One of the few must read marketing books is Seth Godin’s All Marketers are Liars, the central thesis of which is that all people tell themselves lies and a good marketer merely agrees with whatever lies are being told. This is well and good when the customers’ lies are sympatico with the product’s value, but causes friction when they are not.
This came to light recently when a CMO conclave to which I belong started discussing “big data”, the current marketing and IT hype monster. The consensus among CMOs – right or wrong – is that integrated digital marketing intelligence and analysis is difficult – so durn difficult that only the biggest, bravest and wealthiest of marketing organization are attempting it or doing it well. CMOs as a species see big data marketing analytics as beyond their grasp.
Which must frustrate the heck out of big data vendors.
What does a good marketing strategist do when faced with prospects’ lies beliefs that create friction to sales? The options are too few and a bit tricky:
Inflate the elephant: If the lie prospects tell themselves creates the perception of the problem, make the problem look even bigger (e.g. if you sell security software, make the market think that every server has been hacked). Your perceived expertise and the enlarged sense of dread will motivate blinder acceptance (faith-based marketing if you will).
The politicians’ ploy: Denying the lie prospects tell themselves is a way of confirming it.

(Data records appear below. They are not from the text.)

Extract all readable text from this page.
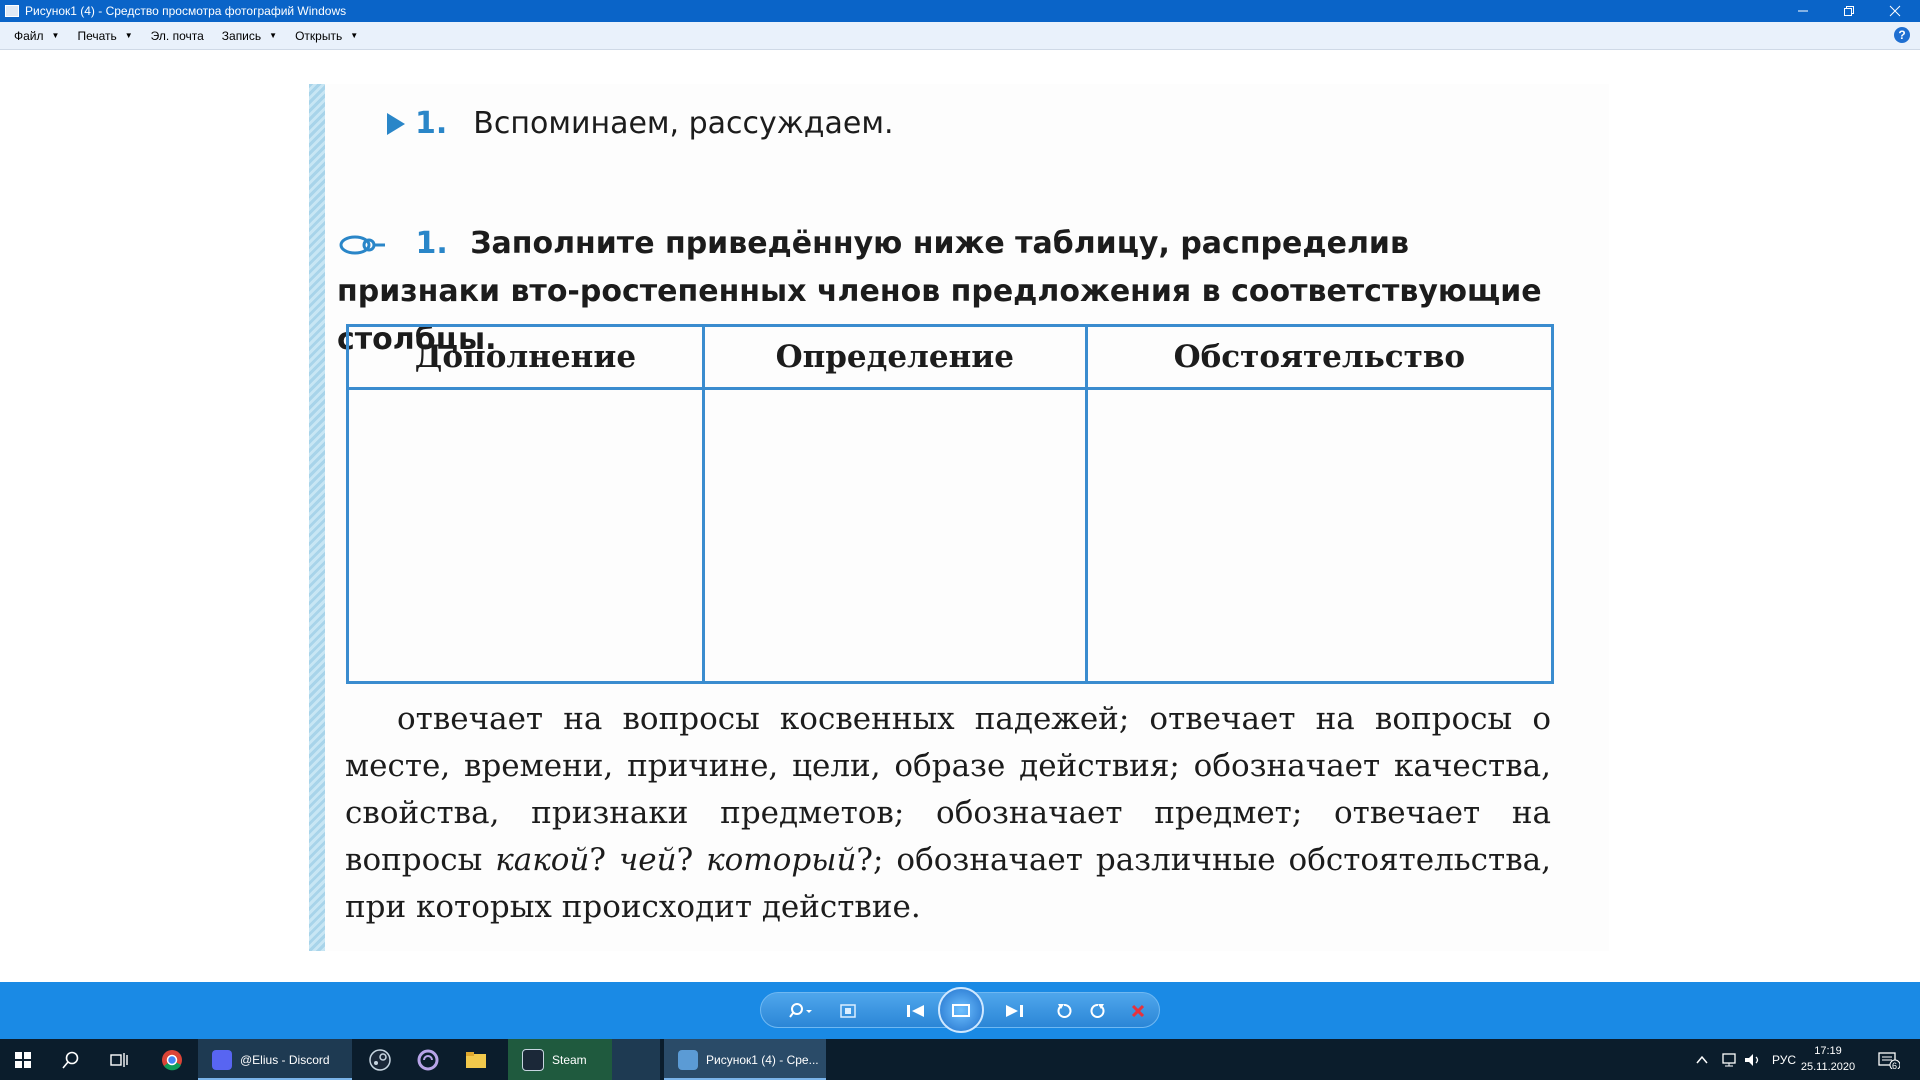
Рисунок1 (4) - Средство просмотра фотографий Windows
Файл ▼ Печать ▼ Эл. почта Запись ▼ Открыть ▼	?
1. Вспоминаем, рассуждаем.
1. Заполните приведённую ниже таблицу, распределив признаки вто-ростепенных членов предложения в соответствующие столбцы.
Дополнение	Определение	Обстоятельство

отвечает на вопросы косвенных падежей; отвечает на вопросы о месте, времени, причине, цели, образе действия; обозначает качества, свойства, признаки предметов; обозначает предмет; отвечает на вопросы какой? чей? который?; обозначает различные обстоятельства, при которых происходит действие.
@Elius - Discord	Steam	Рисунок1 (4) - Сре...	РУС
17:19
25.11.2020	6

By confirming the belief, even a negative one, you create agreement between buyer and vendor, which opens a dialogue.
Mockery: Make fun of the prospects’ lie through gentle mocking. Lightly poking a negative perception takes the dread out of the perception and also paints the vendor as unworried. Creatively reducing a perception changes the perception.
Babies take tiny steps: Sometimes the bigger the prospects’ beliefs, the harder it is to make the big sell. Segmented products that can be acquired and implemented piecemeal allow you to change one part of a friction-creating perception at a time.
The one thing you should avoid is tinkering with the self-perception of the prospect. People tell all kinds of flattering lies about themselves, and any of the tactics above are likely to be perceived as insulting. Worse still, if the self-perception is negative, any notice of it amplifies self-loathing and that rarely sells anything except snake oil. But for products, leveraging the perceptions, beliefs and lies prospects tell themselves is key, though where you lay your lever can be a make/break decision.